En 2019 estallaron los corchos del champán de Jan Böhmermann. Su programa "Neo Magazin Royale" alcanzó la sensacional cifra de 470.000 espectadores. Los programas de televisión de ARD, ZDF y otras emisoras de este rango se consideran un éxito. Sin embargo, los éxitos de audiencia en canales privados como "Let's Dance", "Germany's Next Top Model", "Deutschland sucht den Superstar", "The Masked Singer" y "Ich bin ein Celebrity – Holt mich hier raus" (Soy una celebridad, sácame de aquí) llegan incluso a alcanzar entre 1,5 y 2,7 ​​millones de espectadores.

El programa "¿Qué haces...?", con Thomas Gottschalk y Helene Fischer, fue visto por 6 millones de personas el 14 de noviembre. Hacía mucho tiempo que no ocurría algo así en Alemania.

El éxito trae la envidia a primer plano. No solo Retraso de enero "No quiero ser un viejo blanco como Thomas Gottschalk". No, ningún hípster quiere eso. Son tan increíblemente originales, bien informados e inteligentes que apenas pueden caminar erguidos. Por desgracia, mucha menos gente quiere ver eso que los 14 millones con los que Gottschalk estableció un punto de referencia que los sabelotodo tienen que alcanzar de ahora en adelante.

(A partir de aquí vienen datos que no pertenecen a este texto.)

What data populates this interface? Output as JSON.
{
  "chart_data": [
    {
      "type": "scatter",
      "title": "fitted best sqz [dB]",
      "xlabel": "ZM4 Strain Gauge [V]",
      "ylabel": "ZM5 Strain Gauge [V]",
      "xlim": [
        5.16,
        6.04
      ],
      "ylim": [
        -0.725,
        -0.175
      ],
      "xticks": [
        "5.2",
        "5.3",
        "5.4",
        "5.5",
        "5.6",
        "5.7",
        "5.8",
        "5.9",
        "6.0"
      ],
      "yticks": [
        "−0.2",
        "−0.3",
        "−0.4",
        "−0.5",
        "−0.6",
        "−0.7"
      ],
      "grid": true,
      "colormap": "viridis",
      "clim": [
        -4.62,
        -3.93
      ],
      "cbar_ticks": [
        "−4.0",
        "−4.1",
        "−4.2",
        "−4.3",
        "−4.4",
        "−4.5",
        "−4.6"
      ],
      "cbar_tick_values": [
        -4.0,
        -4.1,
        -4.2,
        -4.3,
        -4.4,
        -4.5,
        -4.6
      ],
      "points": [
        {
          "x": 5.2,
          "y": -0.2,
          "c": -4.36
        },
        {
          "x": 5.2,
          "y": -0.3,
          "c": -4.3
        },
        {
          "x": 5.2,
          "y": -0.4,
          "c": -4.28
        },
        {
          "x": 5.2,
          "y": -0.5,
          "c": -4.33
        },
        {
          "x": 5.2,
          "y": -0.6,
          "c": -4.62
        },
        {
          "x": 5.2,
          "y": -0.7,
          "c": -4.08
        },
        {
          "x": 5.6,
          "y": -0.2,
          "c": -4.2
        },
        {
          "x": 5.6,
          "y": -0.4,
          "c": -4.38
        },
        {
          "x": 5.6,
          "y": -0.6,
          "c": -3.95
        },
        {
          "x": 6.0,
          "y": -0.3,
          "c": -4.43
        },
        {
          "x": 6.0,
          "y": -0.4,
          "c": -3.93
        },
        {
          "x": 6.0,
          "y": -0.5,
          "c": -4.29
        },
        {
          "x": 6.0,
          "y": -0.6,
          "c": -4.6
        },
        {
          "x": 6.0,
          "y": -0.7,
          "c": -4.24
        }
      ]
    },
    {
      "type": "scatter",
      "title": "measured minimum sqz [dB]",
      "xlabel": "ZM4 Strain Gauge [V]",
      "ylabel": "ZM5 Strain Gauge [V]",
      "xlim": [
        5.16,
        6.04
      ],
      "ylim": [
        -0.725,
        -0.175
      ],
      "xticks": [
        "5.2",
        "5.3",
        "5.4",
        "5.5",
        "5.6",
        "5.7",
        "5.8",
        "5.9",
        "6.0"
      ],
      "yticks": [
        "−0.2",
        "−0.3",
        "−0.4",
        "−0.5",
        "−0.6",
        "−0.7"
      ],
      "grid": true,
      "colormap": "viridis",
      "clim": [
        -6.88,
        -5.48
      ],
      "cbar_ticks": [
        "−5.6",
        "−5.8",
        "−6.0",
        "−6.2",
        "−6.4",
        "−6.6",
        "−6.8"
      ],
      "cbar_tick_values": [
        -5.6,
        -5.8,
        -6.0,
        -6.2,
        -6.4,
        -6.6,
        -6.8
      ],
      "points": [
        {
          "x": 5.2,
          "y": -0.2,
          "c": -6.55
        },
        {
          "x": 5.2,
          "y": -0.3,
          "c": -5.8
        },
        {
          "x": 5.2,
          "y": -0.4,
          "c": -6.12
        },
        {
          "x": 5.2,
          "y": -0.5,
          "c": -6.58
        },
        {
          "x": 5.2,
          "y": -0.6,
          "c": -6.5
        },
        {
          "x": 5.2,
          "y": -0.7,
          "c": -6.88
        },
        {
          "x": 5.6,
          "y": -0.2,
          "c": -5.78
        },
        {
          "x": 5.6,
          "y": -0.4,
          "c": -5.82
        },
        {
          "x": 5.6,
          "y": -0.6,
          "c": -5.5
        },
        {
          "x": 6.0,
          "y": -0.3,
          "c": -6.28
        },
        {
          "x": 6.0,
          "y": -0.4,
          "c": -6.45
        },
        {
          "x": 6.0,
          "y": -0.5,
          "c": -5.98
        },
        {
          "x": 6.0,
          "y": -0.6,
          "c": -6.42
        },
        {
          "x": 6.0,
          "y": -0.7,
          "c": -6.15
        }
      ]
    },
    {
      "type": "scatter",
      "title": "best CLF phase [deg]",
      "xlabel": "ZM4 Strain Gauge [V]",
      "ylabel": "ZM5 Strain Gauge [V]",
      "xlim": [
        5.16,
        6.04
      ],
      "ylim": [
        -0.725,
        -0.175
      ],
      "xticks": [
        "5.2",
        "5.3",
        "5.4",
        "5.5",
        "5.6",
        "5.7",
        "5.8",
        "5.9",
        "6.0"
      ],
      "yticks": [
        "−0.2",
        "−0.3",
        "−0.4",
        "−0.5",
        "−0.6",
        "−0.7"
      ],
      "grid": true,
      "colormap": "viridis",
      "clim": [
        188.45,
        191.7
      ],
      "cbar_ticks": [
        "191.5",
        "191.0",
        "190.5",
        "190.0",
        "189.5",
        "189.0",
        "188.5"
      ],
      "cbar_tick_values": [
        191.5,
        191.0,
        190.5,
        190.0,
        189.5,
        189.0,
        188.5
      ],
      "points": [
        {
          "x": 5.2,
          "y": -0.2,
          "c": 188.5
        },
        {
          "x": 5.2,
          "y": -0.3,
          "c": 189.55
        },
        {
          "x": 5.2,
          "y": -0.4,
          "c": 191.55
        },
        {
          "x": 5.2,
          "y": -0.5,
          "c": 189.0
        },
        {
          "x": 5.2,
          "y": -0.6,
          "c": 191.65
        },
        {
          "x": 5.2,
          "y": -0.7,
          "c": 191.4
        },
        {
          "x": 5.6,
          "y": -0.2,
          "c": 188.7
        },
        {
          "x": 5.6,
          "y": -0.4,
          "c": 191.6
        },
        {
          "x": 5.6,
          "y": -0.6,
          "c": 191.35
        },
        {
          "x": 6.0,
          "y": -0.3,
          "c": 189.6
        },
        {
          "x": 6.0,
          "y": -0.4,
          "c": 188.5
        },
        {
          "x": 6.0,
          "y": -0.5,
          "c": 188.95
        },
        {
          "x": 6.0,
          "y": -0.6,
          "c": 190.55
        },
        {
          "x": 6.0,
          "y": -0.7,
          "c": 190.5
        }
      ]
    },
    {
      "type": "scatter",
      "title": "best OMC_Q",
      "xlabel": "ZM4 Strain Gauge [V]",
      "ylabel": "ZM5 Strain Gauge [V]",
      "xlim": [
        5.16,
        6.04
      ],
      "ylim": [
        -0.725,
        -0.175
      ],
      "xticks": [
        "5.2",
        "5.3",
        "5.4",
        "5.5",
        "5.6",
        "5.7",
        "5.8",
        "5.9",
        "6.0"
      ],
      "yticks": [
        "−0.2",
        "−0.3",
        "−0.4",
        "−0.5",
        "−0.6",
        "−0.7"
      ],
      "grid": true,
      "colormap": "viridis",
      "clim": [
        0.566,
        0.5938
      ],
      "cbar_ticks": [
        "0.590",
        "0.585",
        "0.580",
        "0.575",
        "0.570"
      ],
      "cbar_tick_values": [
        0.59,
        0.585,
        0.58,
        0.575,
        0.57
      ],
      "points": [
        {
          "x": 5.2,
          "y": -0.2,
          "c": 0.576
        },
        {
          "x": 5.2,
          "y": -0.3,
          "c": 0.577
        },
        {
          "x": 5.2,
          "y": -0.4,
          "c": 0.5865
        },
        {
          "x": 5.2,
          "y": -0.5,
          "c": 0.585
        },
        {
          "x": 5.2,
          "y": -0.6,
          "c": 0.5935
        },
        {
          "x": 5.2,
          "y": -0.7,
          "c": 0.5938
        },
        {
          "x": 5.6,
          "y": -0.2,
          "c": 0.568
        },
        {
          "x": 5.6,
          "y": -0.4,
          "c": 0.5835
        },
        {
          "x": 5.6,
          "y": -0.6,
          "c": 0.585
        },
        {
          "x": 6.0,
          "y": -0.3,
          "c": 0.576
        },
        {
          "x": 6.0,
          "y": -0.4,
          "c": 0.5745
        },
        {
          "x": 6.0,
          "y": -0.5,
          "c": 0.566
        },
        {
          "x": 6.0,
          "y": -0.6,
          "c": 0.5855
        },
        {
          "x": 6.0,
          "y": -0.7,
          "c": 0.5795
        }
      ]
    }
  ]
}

Sus cifras de audiencia demuestran lo que grandes segmentos de la población realmente quieren ver. Y lo que se pierden. Un comentarista del "Tagesspiegel", cuyo nombre no necesitamos recordar, escribe sobre “televisión para personas mayores” y describe la actuación de Gottschalk como una “rutina mineralizada”.

En la memoria colectiva de los alemanes, las décadas de 80 y 90 se consideran los "buenos tiempos". Los años transcurridos desde el cambio de milenio se perciben, con razón, como una época de decadencia, con la radicalización desde 2015 y la pandemia del coronavirus como broche de oro.

Thomas Gottschalk ha demostrado que es posible un estado de ánimo diferente en la gente, y sin duda lo será de nuevo en el futuro, una vez que hayamos superado la dictadura política y mediática de los sabelotodo. ¡Ya era hora!